Беня поморщился. Всё вокруг внушало отвращение. Что-то омерзительное таилось в мертвой тишине, загаженной птицами и зверьем церкви, раззявленных проемах окон и дверей. Каранаково напоминало разрытую могилу с оскверненными останками.
Оставаться здесь нельзя…
Уйти невозможно.
Дикой почувствовал себя очень маленьким и слабым. Время безудержно сочилось с небес солнечными лучами, и белый шар, теряющий свою невесомость, клонился к горизонту и темнел, словно испускаемый свет уносил жизнь из умирающего светила.

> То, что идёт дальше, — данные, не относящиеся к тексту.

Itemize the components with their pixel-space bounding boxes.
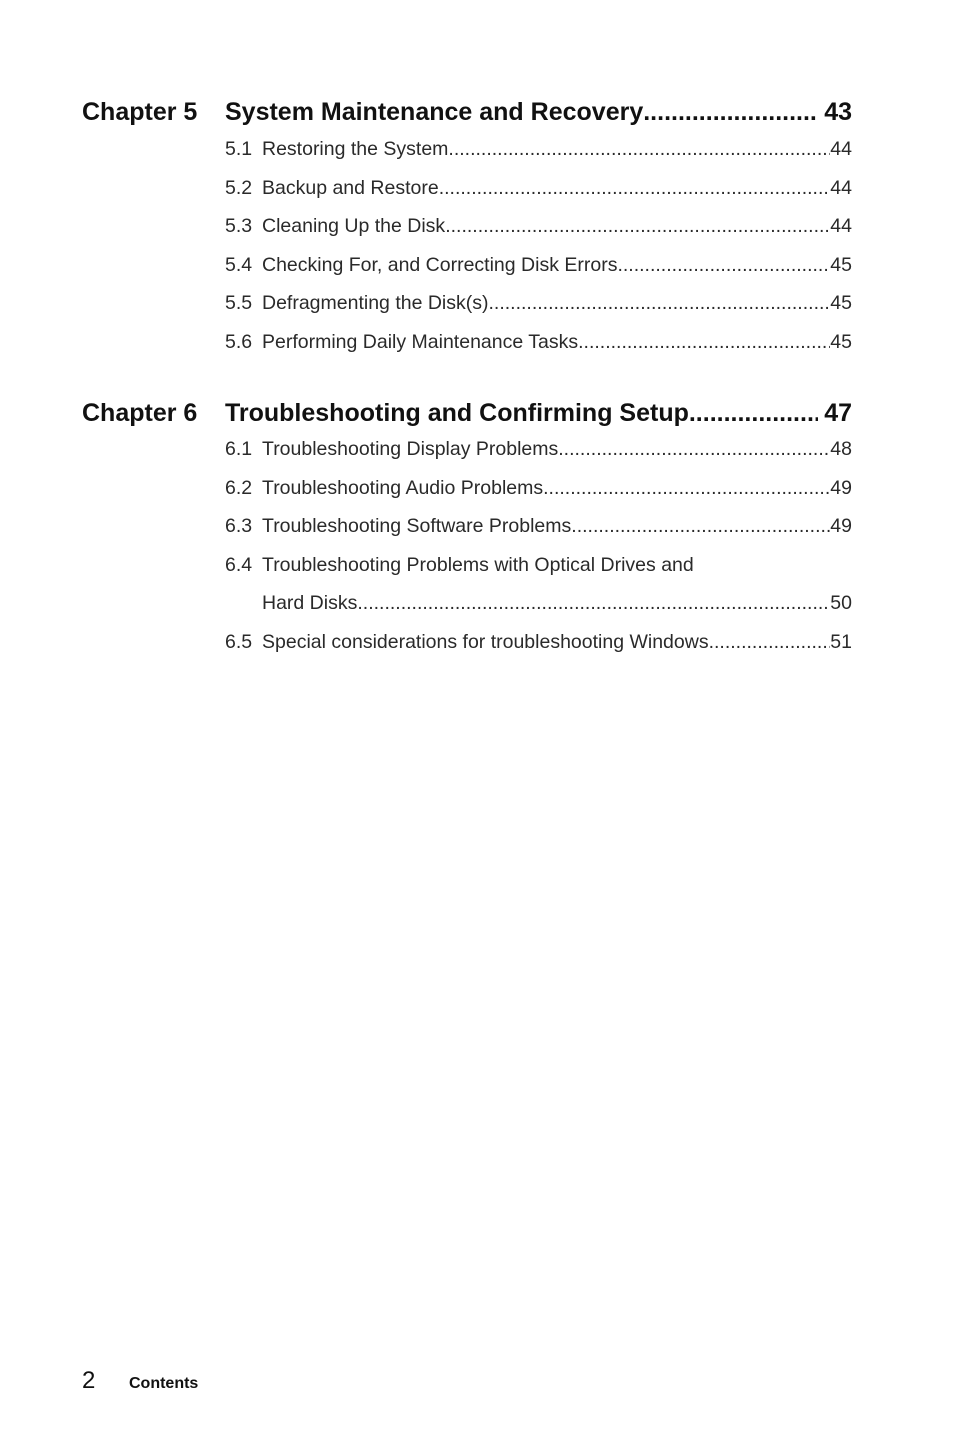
- section-list: [225, 138, 852, 369]
- section-title: Troubleshooting Audio Problems: [262, 476, 544, 499]
- section-title: Defragmenting the Disk(s): [262, 292, 489, 314]
- toc-entry[interactable]: [225, 477, 852, 516]
- section-list: [225, 438, 852, 669]
- section-page-number: 49: [830, 515, 852, 537]
- toc-chapter-5: [82, 98, 852, 369]
- section-page-number: 44: [830, 215, 852, 237]
- section-page-number: 50: [830, 592, 852, 614]
- section-title: Checking For, and Correcting Disk Errors: [262, 253, 618, 276]
- toc-entry-continuation[interactable]: [225, 592, 852, 631]
- chapter-label: Chapter 5: [82, 98, 198, 126]
- toc-entry[interactable]: [225, 177, 852, 216]
- dot-leader: [558, 438, 830, 461]
- dot-leader: [448, 138, 830, 161]
- section-title: Special considerations for troubleshooting Windows: [262, 630, 709, 653]
- chapter-page-number: 47: [824, 399, 852, 427]
- section-title: Performing Daily Maintenance Tasks: [262, 330, 579, 353]
- chapter-heading[interactable]: [82, 399, 852, 433]
- chapter-title: System Maintenance and Recovery: [225, 98, 644, 126]
- toc-entry[interactable]: [225, 631, 852, 670]
- section-page-number: 51: [830, 630, 852, 653]
- dot-leader: [709, 631, 831, 654]
- toc-chapter-6: [82, 399, 852, 669]
- toc-entry[interactable]: [225, 215, 852, 254]
- section-number: 5.2: [225, 176, 253, 199]
- section-title: Backup and Restore: [262, 176, 439, 199]
- chapter-label: Chapter 6: [82, 399, 198, 427]
- dot-leader: [617, 254, 830, 277]
- dot-leader: [571, 515, 830, 538]
- dot-leader: [643, 98, 818, 127]
- dot-leader: [489, 292, 831, 315]
- toc-entry[interactable]: [225, 292, 852, 331]
- toc-entry[interactable]: [225, 254, 852, 293]
- section-page-number: 44: [830, 138, 852, 160]
- dot-leader: [357, 592, 830, 615]
- dot-leader: [543, 477, 830, 500]
- section-number: 5.1: [225, 138, 253, 160]
- section-title: Troubleshooting Display Problems: [262, 438, 559, 460]
- section-number: 6.4: [225, 553, 253, 576]
- chapter-page-number: 43: [824, 98, 852, 126]
- section-page-number: 49: [830, 476, 852, 499]
- footer-section-label: Contents: [129, 1375, 199, 1392]
- section-page-number: 48: [830, 438, 852, 460]
- dot-leader: [689, 399, 818, 428]
- page-footer: [82, 1367, 198, 1395]
- section-title: Restoring the System: [262, 138, 449, 160]
- section-page-number: 44: [830, 176, 852, 199]
- toc-entry[interactable]: [225, 554, 852, 593]
- section-title-continuation: Hard Disks: [262, 592, 358, 614]
- section-title: Cleaning Up the Disk: [262, 215, 446, 237]
- section-number: 6.5: [225, 630, 253, 653]
- section-number: 5.6: [225, 330, 253, 353]
- section-page-number: 45: [830, 292, 852, 314]
- section-title: Troubleshooting Problems with Optical Drives and: [262, 553, 694, 576]
- footer-page-number: 2: [82, 1367, 96, 1394]
- toc-entry[interactable]: [225, 515, 852, 554]
- section-number: 5.4: [225, 253, 253, 276]
- section-page-number: 45: [830, 330, 852, 353]
- section-number: 6.2: [225, 476, 253, 499]
- section-number: 5.3: [225, 215, 253, 237]
- chapter-title: Troubleshooting and Confirming Setup: [225, 399, 689, 427]
- section-number: 6.3: [225, 515, 253, 537]
- toc-entry[interactable]: [225, 438, 852, 477]
- section-number: 5.5: [225, 292, 253, 314]
- dot-leader: [439, 177, 831, 200]
- dot-leader: [578, 331, 830, 354]
- section-page-number: 45: [830, 253, 852, 276]
- section-title: Troubleshooting Software Problems: [262, 515, 572, 537]
- toc-entry[interactable]: [225, 331, 852, 370]
- section-number: 6.1: [225, 438, 253, 460]
- dot-leader: [445, 215, 830, 238]
- chapter-heading[interactable]: [82, 98, 852, 132]
- toc-entry[interactable]: [225, 138, 852, 177]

Ноги понесли Дикого вниз, к едва угадываемой улице. С каждым шагом сильнее сутулились плечи, голова клонилась, чувство, будто он входит внутрь огромного скелета доисторического чудовища, пригибало к земле.
Заколоченный дом — первый знак, что начался некроз и остановить уже ничего нельзя. Оставленное человеком жилище выглядит таинственно. В Каранаково всё выглядело зловеще. Дикой опасался заходить во дворы и тем более в дома. Кто знает, кто там хозяйничал все это время? Тропа эта… нехорошая. Дикой несколько раз пересекал её, а время от времени, шёл по ней. Всякий раз его пробирала дрожь, словно он входил в студеный ключ. Немного погодя Беня наткнулся на полуразвалившийся колодезный сруб. Верхние бревна — венца три или два, — девались неизвестно куда. Оставшиеся, чуть выше бордюрного камня, замшелые и осклизлые притаились в траве, словно в засаде. Дикой глянул в черный провал и отпрянул. Со дна поднимался холодный смрад, как будто в колодец побросали всех жителей деревни, и они гнили там, слишком долго разлагаясь в ключевой воде.
Беня осмотрелся. Нагретый воздух дрожал над травами. Церковь колыхалась в этом мареве, словно заходилась в судороге, как живое существо — больное, замученное. Дикой отвернулся. Он ощущал кожей уходящее время, нарастающее беспокойство и нервозность, но не мог ни на что решиться. Ему хотелось зайти внутрь какого-нибудь дома, но вид их был не столько бесприютен, сколько внушал чувство опасности.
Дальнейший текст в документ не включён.